We went through a similar exercise of trying to get the tail latencies down.
Starting with SO_BUSY_POLL, then switching to the per-epoll variant (except
we went with a hard-coded napi_id argument instead of tracking) and trying to
get a workable set of budget/timeout/gro_flush. We were fine with burning all
cpu capacity we had and no sleep at all, so we ended up having a bunch
of special cases in epoll loop to avoid the sleep.

But we were trying to make a different model work (the one you mention in the
paper as well) where the userspace busy-pollers are just running napi_poll
on one cpu and the actual work is consumed by the userspace on a different cpu.
(we had two epoll fds - one with napi_id=xxx and no sockets to drive napi_poll
and another epoll fd with actual sockets for signaling).

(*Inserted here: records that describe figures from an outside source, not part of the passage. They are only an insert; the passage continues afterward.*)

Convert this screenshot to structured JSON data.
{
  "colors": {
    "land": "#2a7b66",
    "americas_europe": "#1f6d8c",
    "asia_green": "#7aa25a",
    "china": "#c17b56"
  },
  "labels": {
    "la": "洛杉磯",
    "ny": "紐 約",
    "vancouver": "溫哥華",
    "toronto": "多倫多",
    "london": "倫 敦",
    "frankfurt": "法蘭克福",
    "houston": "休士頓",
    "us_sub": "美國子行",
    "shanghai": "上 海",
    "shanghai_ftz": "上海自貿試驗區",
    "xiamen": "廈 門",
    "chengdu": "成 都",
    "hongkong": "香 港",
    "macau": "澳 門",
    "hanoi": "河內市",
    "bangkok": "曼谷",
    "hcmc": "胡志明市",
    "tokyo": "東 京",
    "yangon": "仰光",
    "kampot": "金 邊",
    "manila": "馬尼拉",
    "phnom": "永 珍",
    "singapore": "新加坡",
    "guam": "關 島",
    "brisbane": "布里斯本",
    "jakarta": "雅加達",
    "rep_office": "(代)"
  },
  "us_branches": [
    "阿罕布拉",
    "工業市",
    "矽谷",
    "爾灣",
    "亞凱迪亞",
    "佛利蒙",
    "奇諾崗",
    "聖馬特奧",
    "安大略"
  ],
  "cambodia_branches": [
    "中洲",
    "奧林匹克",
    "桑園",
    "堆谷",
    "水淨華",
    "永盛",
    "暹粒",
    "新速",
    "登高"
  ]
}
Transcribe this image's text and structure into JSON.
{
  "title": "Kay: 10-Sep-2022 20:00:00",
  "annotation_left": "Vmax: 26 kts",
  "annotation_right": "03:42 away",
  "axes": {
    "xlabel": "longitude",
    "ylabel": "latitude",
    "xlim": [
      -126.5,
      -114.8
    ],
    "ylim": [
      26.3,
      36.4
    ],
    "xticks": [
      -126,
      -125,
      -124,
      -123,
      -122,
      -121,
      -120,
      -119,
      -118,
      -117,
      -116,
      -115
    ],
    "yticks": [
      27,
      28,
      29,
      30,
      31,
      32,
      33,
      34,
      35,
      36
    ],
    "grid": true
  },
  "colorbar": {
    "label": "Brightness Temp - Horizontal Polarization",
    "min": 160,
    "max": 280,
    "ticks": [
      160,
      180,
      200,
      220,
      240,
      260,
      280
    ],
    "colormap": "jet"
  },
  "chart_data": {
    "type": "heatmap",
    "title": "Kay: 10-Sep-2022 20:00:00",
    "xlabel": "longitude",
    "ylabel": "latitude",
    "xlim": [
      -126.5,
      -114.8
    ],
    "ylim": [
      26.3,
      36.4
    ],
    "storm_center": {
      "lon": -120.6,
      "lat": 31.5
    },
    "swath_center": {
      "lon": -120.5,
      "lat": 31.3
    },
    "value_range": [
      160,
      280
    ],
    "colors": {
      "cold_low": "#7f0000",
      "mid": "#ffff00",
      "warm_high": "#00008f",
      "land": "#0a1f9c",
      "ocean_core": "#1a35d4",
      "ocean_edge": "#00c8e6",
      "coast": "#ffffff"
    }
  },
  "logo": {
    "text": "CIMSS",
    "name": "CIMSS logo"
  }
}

This mode has a different set of challenges with socket lock, socket rx
queue and the backlog processing :-(

> > > Note that napi_suspend_irqs/napi_resume_irqs is needed even for the sake of
> > > an individual queue or application to make sure that IRQ suspension is
> > > enabled/disabled right away when the state of the system changes from busy
> > > to idle and back.
> > 
> > Can we not handle everything in napi_busy_loop? If we can mark some napi
> > contexts as "explicitly polled by userspace with a larger defer timeout",
> > we should be able to do better compared to current NAPI_F_PREFER_BUSY_POLL
> > which is more like "this particular napi_poll call is user busy polling".
> 
> Then either the application needs to be polling all the time (wasting cpu
> cycles) or latencies will be determined by the timeout.
> 
> Only when switching back and forth between polling and interrupts is it
> possible to get low latencies across a large spectrum of offered loads
> without burning cpu cycles at 100%.

Ah, I see what you're saying, yes, you're right. In this case ignore my comment
about ep_suspend_napi_irqs/napi_resume_irqs.

Let's see how other people feel about per-dev irq_suspend_timeout. Properly
disabling napi during busy polling is super useful, but it would still
be nice to plumb irq_suspend_timeout via epoll context or have it set on
a per-napi basis imho.